En dénonçant ce projet, Hubert Faure et Léon Gautier, les derniers membres du
« commando Kieffer », ne s’étaient pas laissés abuser par un discours trompeur sur l’héroïsme et sur la transmission de l’histoire, eux qui ont toujours fait prévaloir la pudeur, la sobriété et l’humilité dans le récit qu’ils ont pu faire de leur participation aux combats.
Nous le savons, le Débarquement se vend bien ; il y a fort à craindre qu’avec la disparition des derniers témoins une digue se rompe qui laisse libre cours à tous les appétits. La confirmation de ce projet dans sa nouvelle mouture en serait la manifestation la plus cynique.

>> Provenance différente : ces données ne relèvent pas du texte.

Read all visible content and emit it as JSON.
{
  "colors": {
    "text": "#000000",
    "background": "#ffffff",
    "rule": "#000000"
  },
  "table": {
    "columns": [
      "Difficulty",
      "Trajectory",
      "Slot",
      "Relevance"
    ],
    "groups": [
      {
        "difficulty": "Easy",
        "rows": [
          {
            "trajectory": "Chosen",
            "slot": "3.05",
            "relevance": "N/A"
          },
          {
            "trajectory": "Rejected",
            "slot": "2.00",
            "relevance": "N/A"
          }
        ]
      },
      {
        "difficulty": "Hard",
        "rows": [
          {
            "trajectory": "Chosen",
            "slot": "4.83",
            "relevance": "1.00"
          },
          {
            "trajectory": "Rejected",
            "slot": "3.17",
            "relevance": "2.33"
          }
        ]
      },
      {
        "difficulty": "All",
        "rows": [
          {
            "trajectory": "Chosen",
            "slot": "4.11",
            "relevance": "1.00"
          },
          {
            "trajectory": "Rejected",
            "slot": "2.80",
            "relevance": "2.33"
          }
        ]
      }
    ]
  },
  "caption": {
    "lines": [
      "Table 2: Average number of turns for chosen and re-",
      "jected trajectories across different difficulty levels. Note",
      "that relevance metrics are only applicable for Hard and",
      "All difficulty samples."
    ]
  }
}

Un sursaut de dignité et l’abandon définitif de ce projet
Après que de nombreux élus et le président de la République lui-même ont amplement rendu hommage au dernier des combattants du « groupe Kieffer », est-il vraiment possible de soutenir la réalisation de ce projet commercial et ridicule, au risque, dans un même mouvement, de renier la mémoire de nos pères et de mettre à mal toute une politique mémorielle de grande qualité, à l’image du travail accompli par le Mémorial de Caen ?

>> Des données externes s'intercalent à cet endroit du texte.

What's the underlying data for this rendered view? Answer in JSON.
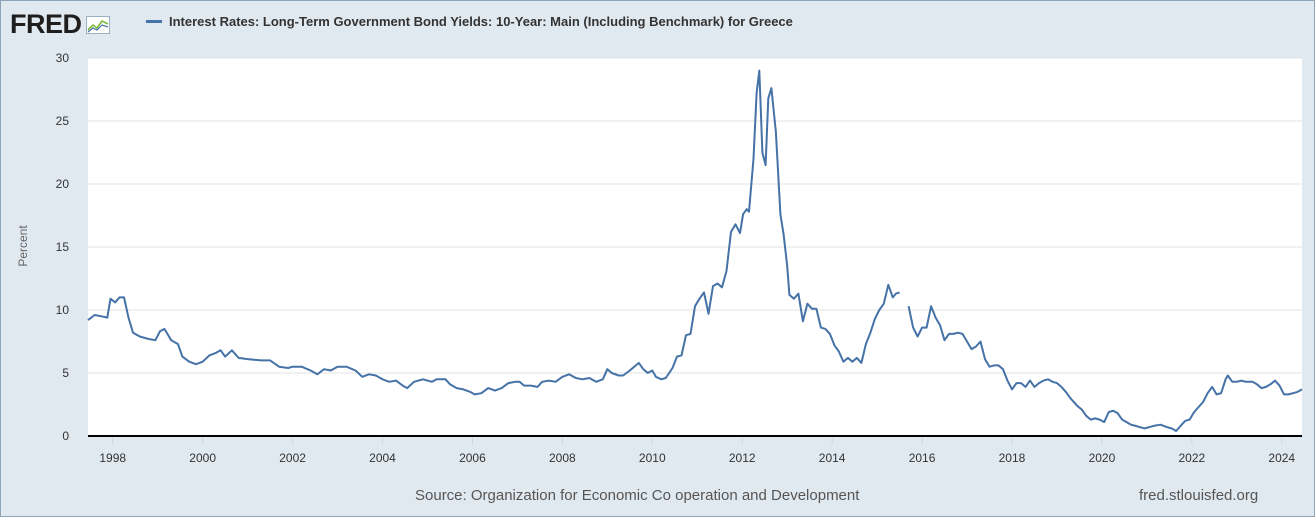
{
  "header": {
    "logo": "FRED",
    "logo_icon": "line-chart-icon",
    "legend_label": "Interest Rates: Long-Term Government Bond Yields: 10-Year: Main (Including Benchmark) for Greece"
  },
  "footer": {
    "source": "Source: Organization for Economic Co operation and Development",
    "url": "fred.stlouisfed.org"
  },
  "colors": {
    "line": "#4572a7",
    "plot_bg": "#ffffff",
    "page_bg": "#e1e9f0"
  },
  "chart_data": {
    "type": "line",
    "title": "",
    "xlabel": "",
    "ylabel": "Percent",
    "ylim": [
      0,
      30
    ],
    "xlim": [
      1997.45,
      2024.45
    ],
    "grid": true,
    "legend_position": "top",
    "y_ticks": [
      "0",
      "5",
      "10",
      "15",
      "20",
      "25",
      "30"
    ],
    "x_ticks": [
      "1998",
      "2000",
      "2002",
      "2004",
      "2006",
      "2008",
      "2010",
      "2012",
      "2014",
      "2016",
      "2018",
      "2020",
      "2022",
      "2024"
    ],
    "series": [
      {
        "name": "Interest Rates: Long-Term Government Bond Yields: 10-Year: Main (Including Benchmark) for Greece",
        "segments": [
          [
            [
              1997.45,
              9.2
            ],
            [
              1997.6,
              9.6
            ],
            [
              1997.75,
              9.5
            ],
            [
              1997.88,
              9.4
            ],
            [
              1997.95,
              10.9
            ],
            [
              1998.05,
              10.6
            ],
            [
              1998.15,
              11.0
            ],
            [
              1998.25,
              11.0
            ],
            [
              1998.35,
              9.4
            ],
            [
              1998.45,
              8.2
            ],
            [
              1998.6,
              7.9
            ],
            [
              1998.8,
              7.7
            ],
            [
              1998.95,
              7.6
            ],
            [
              1999.05,
              8.3
            ],
            [
              1999.15,
              8.5
            ],
            [
              1999.3,
              7.6
            ],
            [
              1999.45,
              7.3
            ],
            [
              1999.55,
              6.3
            ],
            [
              1999.7,
              5.9
            ],
            [
              1999.85,
              5.7
            ],
            [
              2000.0,
              5.9
            ],
            [
              2000.15,
              6.4
            ],
            [
              2000.3,
              6.6
            ],
            [
              2000.4,
              6.8
            ],
            [
              2000.5,
              6.3
            ],
            [
              2000.65,
              6.8
            ],
            [
              2000.8,
              6.2
            ],
            [
              2001.0,
              6.1
            ],
            [
              2001.3,
              6.0
            ],
            [
              2001.5,
              6.0
            ],
            [
              2001.7,
              5.5
            ],
            [
              2001.9,
              5.4
            ],
            [
              2002.0,
              5.5
            ],
            [
              2002.2,
              5.5
            ],
            [
              2002.4,
              5.2
            ],
            [
              2002.55,
              4.9
            ],
            [
              2002.7,
              5.3
            ],
            [
              2002.85,
              5.2
            ],
            [
              2003.0,
              5.5
            ],
            [
              2003.2,
              5.5
            ],
            [
              2003.4,
              5.2
            ],
            [
              2003.55,
              4.7
            ],
            [
              2003.7,
              4.9
            ],
            [
              2003.85,
              4.8
            ],
            [
              2004.0,
              4.5
            ],
            [
              2004.15,
              4.3
            ],
            [
              2004.3,
              4.4
            ],
            [
              2004.45,
              4.0
            ],
            [
              2004.55,
              3.8
            ],
            [
              2004.7,
              4.3
            ],
            [
              2004.9,
              4.5
            ],
            [
              2005.0,
              4.4
            ],
            [
              2005.1,
              4.3
            ],
            [
              2005.2,
              4.5
            ],
            [
              2005.4,
              4.5
            ],
            [
              2005.5,
              4.1
            ],
            [
              2005.65,
              3.8
            ],
            [
              2005.8,
              3.7
            ],
            [
              2005.95,
              3.5
            ],
            [
              2006.05,
              3.3
            ],
            [
              2006.2,
              3.4
            ],
            [
              2006.35,
              3.8
            ],
            [
              2006.5,
              3.6
            ],
            [
              2006.65,
              3.8
            ],
            [
              2006.8,
              4.2
            ],
            [
              2006.95,
              4.3
            ],
            [
              2007.05,
              4.3
            ],
            [
              2007.15,
              4.0
            ],
            [
              2007.3,
              4.0
            ],
            [
              2007.45,
              3.9
            ],
            [
              2007.55,
              4.3
            ],
            [
              2007.7,
              4.4
            ],
            [
              2007.85,
              4.3
            ],
            [
              2008.0,
              4.7
            ],
            [
              2008.15,
              4.9
            ],
            [
              2008.3,
              4.6
            ],
            [
              2008.45,
              4.5
            ],
            [
              2008.6,
              4.6
            ],
            [
              2008.75,
              4.3
            ],
            [
              2008.9,
              4.5
            ],
            [
              2009.0,
              5.3
            ],
            [
              2009.1,
              5.0
            ],
            [
              2009.25,
              4.8
            ],
            [
              2009.35,
              4.8
            ],
            [
              2009.5,
              5.2
            ],
            [
              2009.6,
              5.5
            ],
            [
              2009.7,
              5.8
            ],
            [
              2009.8,
              5.3
            ],
            [
              2009.9,
              5.0
            ],
            [
              2010.0,
              5.2
            ],
            [
              2010.08,
              4.7
            ],
            [
              2010.2,
              4.5
            ],
            [
              2010.3,
              4.6
            ],
            [
              2010.45,
              5.4
            ],
            [
              2010.55,
              6.3
            ],
            [
              2010.65,
              6.4
            ],
            [
              2010.75,
              8.0
            ],
            [
              2010.85,
              8.1
            ],
            [
              2010.95,
              10.3
            ],
            [
              2011.05,
              10.9
            ],
            [
              2011.15,
              11.4
            ],
            [
              2011.25,
              9.7
            ],
            [
              2011.35,
              11.9
            ],
            [
              2011.45,
              12.1
            ],
            [
              2011.55,
              11.8
            ],
            [
              2011.65,
              13.1
            ],
            [
              2011.75,
              16.2
            ],
            [
              2011.85,
              16.8
            ],
            [
              2011.95,
              16.1
            ],
            [
              2012.02,
              17.6
            ],
            [
              2012.1,
              18.0
            ],
            [
              2012.15,
              17.8
            ],
            [
              2012.25,
              22.0
            ],
            [
              2012.32,
              27.2
            ],
            [
              2012.38,
              29.0
            ],
            [
              2012.45,
              22.5
            ],
            [
              2012.52,
              21.5
            ],
            [
              2012.58,
              26.8
            ],
            [
              2012.65,
              27.6
            ],
            [
              2012.75,
              24.1
            ],
            [
              2012.85,
              17.6
            ],
            [
              2012.92,
              16.0
            ],
            [
              2013.0,
              13.5
            ],
            [
              2013.05,
              11.2
            ],
            [
              2013.15,
              10.9
            ],
            [
              2013.25,
              11.3
            ],
            [
              2013.35,
              9.1
            ],
            [
              2013.45,
              10.5
            ],
            [
              2013.55,
              10.1
            ],
            [
              2013.65,
              10.1
            ],
            [
              2013.75,
              8.6
            ],
            [
              2013.85,
              8.5
            ],
            [
              2013.95,
              8.1
            ],
            [
              2014.05,
              7.2
            ],
            [
              2014.15,
              6.7
            ],
            [
              2014.25,
              5.9
            ],
            [
              2014.35,
              6.2
            ],
            [
              2014.45,
              5.9
            ],
            [
              2014.55,
              6.2
            ],
            [
              2014.65,
              5.8
            ],
            [
              2014.75,
              7.3
            ],
            [
              2014.85,
              8.2
            ],
            [
              2014.95,
              9.3
            ],
            [
              2015.05,
              10.0
            ],
            [
              2015.15,
              10.5
            ],
            [
              2015.25,
              12.0
            ],
            [
              2015.35,
              11.0
            ],
            [
              2015.42,
              11.3
            ],
            [
              2015.5,
              11.4
            ]
          ],
          [
            [
              2015.7,
              10.3
            ],
            [
              2015.8,
              8.6
            ],
            [
              2015.9,
              7.9
            ],
            [
              2016.0,
              8.6
            ],
            [
              2016.1,
              8.6
            ],
            [
              2016.2,
              10.3
            ],
            [
              2016.3,
              9.4
            ],
            [
              2016.4,
              8.8
            ],
            [
              2016.5,
              7.6
            ],
            [
              2016.6,
              8.1
            ],
            [
              2016.7,
              8.1
            ],
            [
              2016.8,
              8.2
            ],
            [
              2016.9,
              8.1
            ],
            [
              2017.0,
              7.5
            ],
            [
              2017.1,
              6.9
            ],
            [
              2017.2,
              7.1
            ],
            [
              2017.3,
              7.5
            ],
            [
              2017.4,
              6.1
            ],
            [
              2017.5,
              5.5
            ],
            [
              2017.6,
              5.6
            ],
            [
              2017.7,
              5.6
            ],
            [
              2017.8,
              5.3
            ],
            [
              2017.9,
              4.4
            ],
            [
              2018.0,
              3.7
            ],
            [
              2018.1,
              4.2
            ],
            [
              2018.2,
              4.2
            ],
            [
              2018.3,
              3.9
            ],
            [
              2018.4,
              4.4
            ],
            [
              2018.5,
              3.9
            ],
            [
              2018.6,
              4.2
            ],
            [
              2018.7,
              4.4
            ],
            [
              2018.8,
              4.5
            ],
            [
              2018.9,
              4.3
            ],
            [
              2019.0,
              4.2
            ],
            [
              2019.1,
              3.9
            ],
            [
              2019.2,
              3.5
            ],
            [
              2019.3,
              3.0
            ],
            [
              2019.45,
              2.4
            ],
            [
              2019.55,
              2.1
            ],
            [
              2019.65,
              1.6
            ],
            [
              2019.75,
              1.3
            ],
            [
              2019.85,
              1.4
            ],
            [
              2019.95,
              1.3
            ],
            [
              2020.05,
              1.1
            ],
            [
              2020.15,
              1.9
            ],
            [
              2020.25,
              2.0
            ],
            [
              2020.35,
              1.8
            ],
            [
              2020.45,
              1.3
            ],
            [
              2020.55,
              1.1
            ],
            [
              2020.65,
              0.9
            ],
            [
              2020.75,
              0.8
            ],
            [
              2020.85,
              0.7
            ],
            [
              2020.95,
              0.6
            ],
            [
              2021.05,
              0.7
            ],
            [
              2021.15,
              0.8
            ],
            [
              2021.3,
              0.9
            ],
            [
              2021.45,
              0.7
            ],
            [
              2021.55,
              0.6
            ],
            [
              2021.65,
              0.4
            ],
            [
              2021.75,
              0.8
            ],
            [
              2021.85,
              1.2
            ],
            [
              2021.95,
              1.3
            ],
            [
              2022.05,
              1.9
            ],
            [
              2022.15,
              2.3
            ],
            [
              2022.25,
              2.7
            ],
            [
              2022.35,
              3.4
            ],
            [
              2022.45,
              3.9
            ],
            [
              2022.55,
              3.3
            ],
            [
              2022.65,
              3.4
            ],
            [
              2022.75,
              4.5
            ],
            [
              2022.8,
              4.8
            ],
            [
              2022.9,
              4.3
            ],
            [
              2023.0,
              4.3
            ],
            [
              2023.1,
              4.4
            ],
            [
              2023.2,
              4.3
            ],
            [
              2023.35,
              4.3
            ],
            [
              2023.45,
              4.1
            ],
            [
              2023.55,
              3.8
            ],
            [
              2023.65,
              3.9
            ],
            [
              2023.75,
              4.1
            ],
            [
              2023.85,
              4.4
            ],
            [
              2023.95,
              4.0
            ],
            [
              2024.05,
              3.3
            ],
            [
              2024.15,
              3.3
            ],
            [
              2024.25,
              3.4
            ],
            [
              2024.35,
              3.5
            ],
            [
              2024.45,
              3.7
            ]
          ]
        ]
      }
    ]
  }
}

On le constate : depuis 1944, une certaine banalisation du sacrifice des combattants a permis qu’un considérable marché de la mémoire se développe, proposant même maintenant des expériences « immersives plus vraies que nature ». Or, l’actualité nous rappelle cruellement que les guerres sont d’abord des tragédies. Nous appelons une nouvelle fois à un sursaut de dignité et à l’abandon définitif de ce projet.

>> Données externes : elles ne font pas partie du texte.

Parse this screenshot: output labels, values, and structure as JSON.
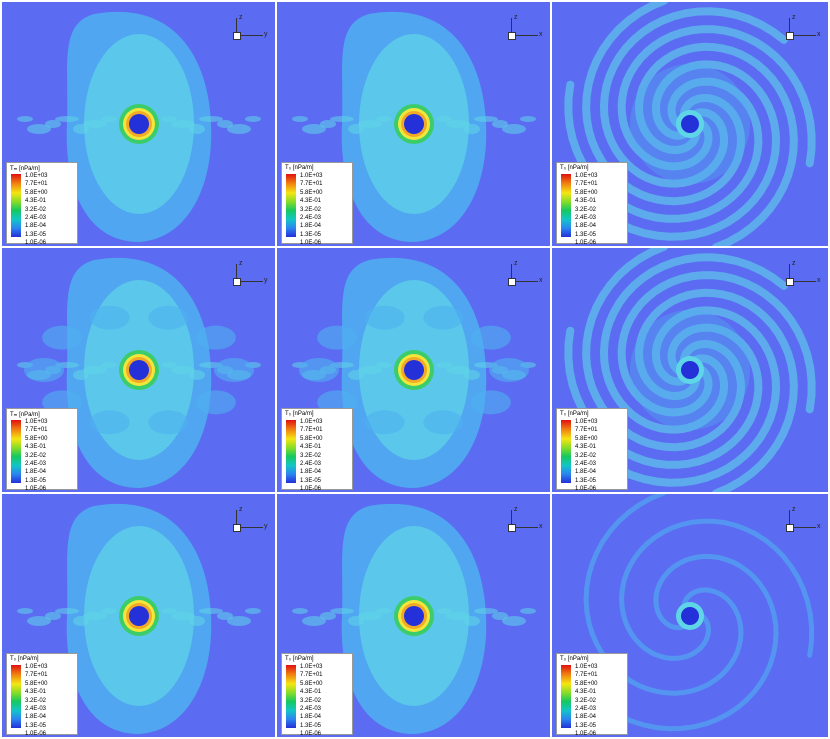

Les signataires de la tribune sont présentés par famille : Dominique Kieffer, Maryse Kieffer (filles du commandant Philippe Kieffer, badge n° 1), Alexandre Bibi, Marine et Mona Kieffer (petits-enfants du commandant Kieffer) ; Jean-Loïc et Olivier Bagot (fils d’André Bagot, badge n° 135) ; Danièle Piauge-Pierini (fille de Robert Piauge, badge n° 48) ; Monique Joly et Yvonne Chandler, Virginie et Stéphanie Joly (filles et petites-filles de Marcel Raulin, badge n° 23) ; Marie-France Autin-Couëpel et Josiane Autin, Raymond, Jean-Marie, Arnaud et Dominique Couëpel (filles, gendre et petits-enfants de René Autin, badge n° 22) ; Rita Casalonga (fille de Laurent Casalonga, badge n° 13) ; Annick Nicot Carmouze et Gaele Le Goff (fille et petite-fille de Joseph Nicot, badge n° 42) ; Yvon Meudal (fils d’Yves Meudal badgen° 59) ; George de Montlaur (fils de Guy de Montlaur, badge n° 45) ; Jacqueline Gautier (fille de Léon Gautier, badge n° 98), Gérard Wille (petit-fils de Léon Gautier), Maxime et Nicolas Wille (arrière-petits-fils de Léon Gautier) ; Marie-Josée Mariaccia (fille de Paul Mariaccia, badge n° 73) ; Denise Beau-Lofi (fille d’Alexandre Lofi, badge n° 63) ; Florent, Christèle et Alexia Beau (petits-enfants d’Alexandre Lofi) ; Marie-Martine Faure épouse Duran (fille d’Hubert Faure, badge n° 134) ; Ghislaine Vincent Boulais (fille de Michel Vincent badge n° 56).